Which leaves us without a lot to say by way of a series post-mortem. Most of the Cardinals should be hitting, but many of them aren't. As Bernie notes in byte form, most of it has to do with our presence in a Hraboskian twilight zone in which not enough runs are scored with the dinger—
Take a look at the primary 2-3-4-5 hitters in the lineup:
* Ryan Ludwick: last homer - April 27, a drought of 55 ABs.
* Albert Pujols: last homer - April 25, a drought of 59 ABs.
* Matt Holliday: last homer - April 19, a drought of 75 ABs.
* Colby Rasmus: last homer - April 26, a drought of 43 ABs.
If we go back to April 26, which is the day after Pujols last homered, the Cardinals as a team have hit only 7 home runs in their last 484 at-bats. Only Colorado (6) and Seattle (4) have fewer.
More specifically, the Cardinals since then have hit .276 (great!)/.354 (also great!)/.388 (not great!). It's great to have baserunners, and yesterday's game aside the Cardinals often have. But a lineup of David Ecksteins would have a lot of these stretches; sometimes it's like a carousel of singles-hitting pests, scoring five runs without ever hitting one out of the infield, other times it's like every inning starts with two outs and a runner, unmovable, standing at first base. Yesterday home plate seemed booby trapped; whenever a Cardinal got near it a line drive was snared, or a play was set up just perfectly for the catcher.

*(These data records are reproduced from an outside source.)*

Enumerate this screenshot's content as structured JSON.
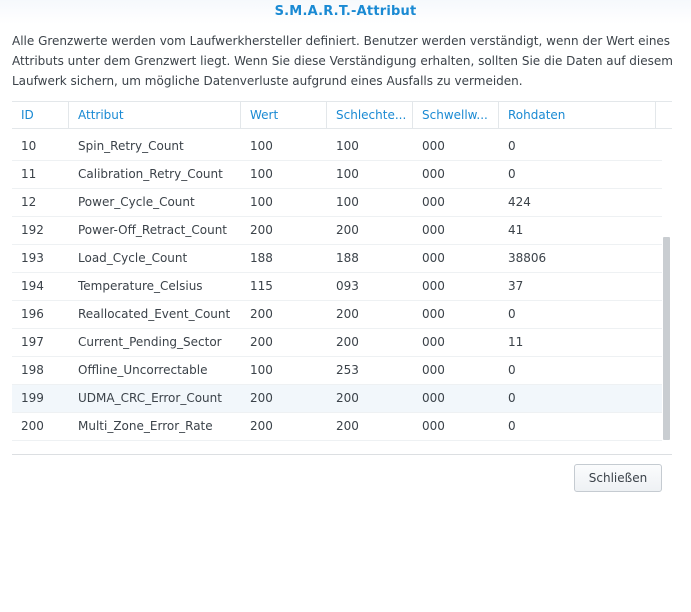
{
  "window": {
    "title": "S.M.A.R.T.-Attribut"
  },
  "description": "Alle Grenzwerte werden vom Laufwerkhersteller definiert. Benutzer werden verständigt, wenn der Wert eines Attributs unter dem Grenzwert liegt. Wenn Sie diese Verständigung erhalten, sollten Sie die Daten auf diesem Laufwerk sichern, um mögliche Datenverluste aufgrund eines Ausfalls zu vermeiden.",
  "table": {
    "columns": {
      "id": "ID",
      "attribute": "Attribut",
      "value": "Wert",
      "worst": "Schlechte...",
      "threshold": "Schwellw...",
      "raw": "Rohdaten"
    },
    "rows": [
      {
        "id": "10",
        "attribute": "Spin_Retry_Count",
        "value": "100",
        "worst": "100",
        "threshold": "000",
        "raw": "0"
      },
      {
        "id": "11",
        "attribute": "Calibration_Retry_Count",
        "value": "100",
        "worst": "100",
        "threshold": "000",
        "raw": "0"
      },
      {
        "id": "12",
        "attribute": "Power_Cycle_Count",
        "value": "100",
        "worst": "100",
        "threshold": "000",
        "raw": "424"
      },
      {
        "id": "192",
        "attribute": "Power-Off_Retract_Count",
        "value": "200",
        "worst": "200",
        "threshold": "000",
        "raw": "41"
      },
      {
        "id": "193",
        "attribute": "Load_Cycle_Count",
        "value": "188",
        "worst": "188",
        "threshold": "000",
        "raw": "38806"
      },
      {
        "id": "194",
        "attribute": "Temperature_Celsius",
        "value": "115",
        "worst": "093",
        "threshold": "000",
        "raw": "37"
      },
      {
        "id": "196",
        "attribute": "Reallocated_Event_Count",
        "value": "200",
        "worst": "200",
        "threshold": "000",
        "raw": "0"
      },
      {
        "id": "197",
        "attribute": "Current_Pending_Sector",
        "value": "200",
        "worst": "200",
        "threshold": "000",
        "raw": "11"
      },
      {
        "id": "198",
        "attribute": "Offline_Uncorrectable",
        "value": "100",
        "worst": "253",
        "threshold": "000",
        "raw": "0"
      },
      {
        "id": "199",
        "attribute": "UDMA_CRC_Error_Count",
        "value": "200",
        "worst": "200",
        "threshold": "000",
        "raw": "0"
      },
      {
        "id": "200",
        "attribute": "Multi_Zone_Error_Rate",
        "value": "200",
        "worst": "200",
        "threshold": "000",
        "raw": "0"
      }
    ],
    "selected_row_id": "199"
  },
  "buttons": {
    "close_label": "Schließen"
  },
  "colors": {
    "accent": "#1a8ad3",
    "selected_row": "#f2f7fb"
  }
}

Tonight the Cardinals get Aaron Harang; if the GOB weren't quite so vindictive he would be the anti-Bud, having gone 7-12 (and 0-2 in 2010) against the Cardinals.
The Reds have been on a roll since losing two of three to the Cardinals in May, winning seven of their last nine. They're doing it by hitting for average and power—.299 with a .512 slugging percentage—and pitching pretty well while they're at it, having gotten their ERA down to 4.85 from a late-April peak of 6.20. The back-to-back shutouts from Johnny Cueto and Homer Bailey were only the end of a gradual move in the direction of respectability; Harang has thrown three quality starts in a row, and even Bronson Arroyo, who got shelled for three starts running after his brilliant season debut (against St. Louis, of course), has looked as good as a pitcher who's allowed home runs in five consecutive starts can.
For this series the Cardinals have drawn both veterans and Mike Leake, who managed to win a spot in the Reds' rotation without having ever pitched in the minor leagues. After walking 12 in his first two starts he's shown impressive control—five in four starts since—and a Duncan-approved taste for the groundball. If the Cardinals want to recommence with the dingers, then, he's not the guy.
But they'd be well-served to start with Harang, who remains among the most combustible active starters in baseball. Arroyo, too, has begun to give up home runs at a Harangian pace since joining the Reds. Cincinnati no longer employs Dave Weathers, but Harang and Arroyo are the Cardinals' best shot since Brett Myers to begin scoring runs The Wrong Way once more. With even Scott Rolen hitting for power again on the other side, they'd better take advantage of it.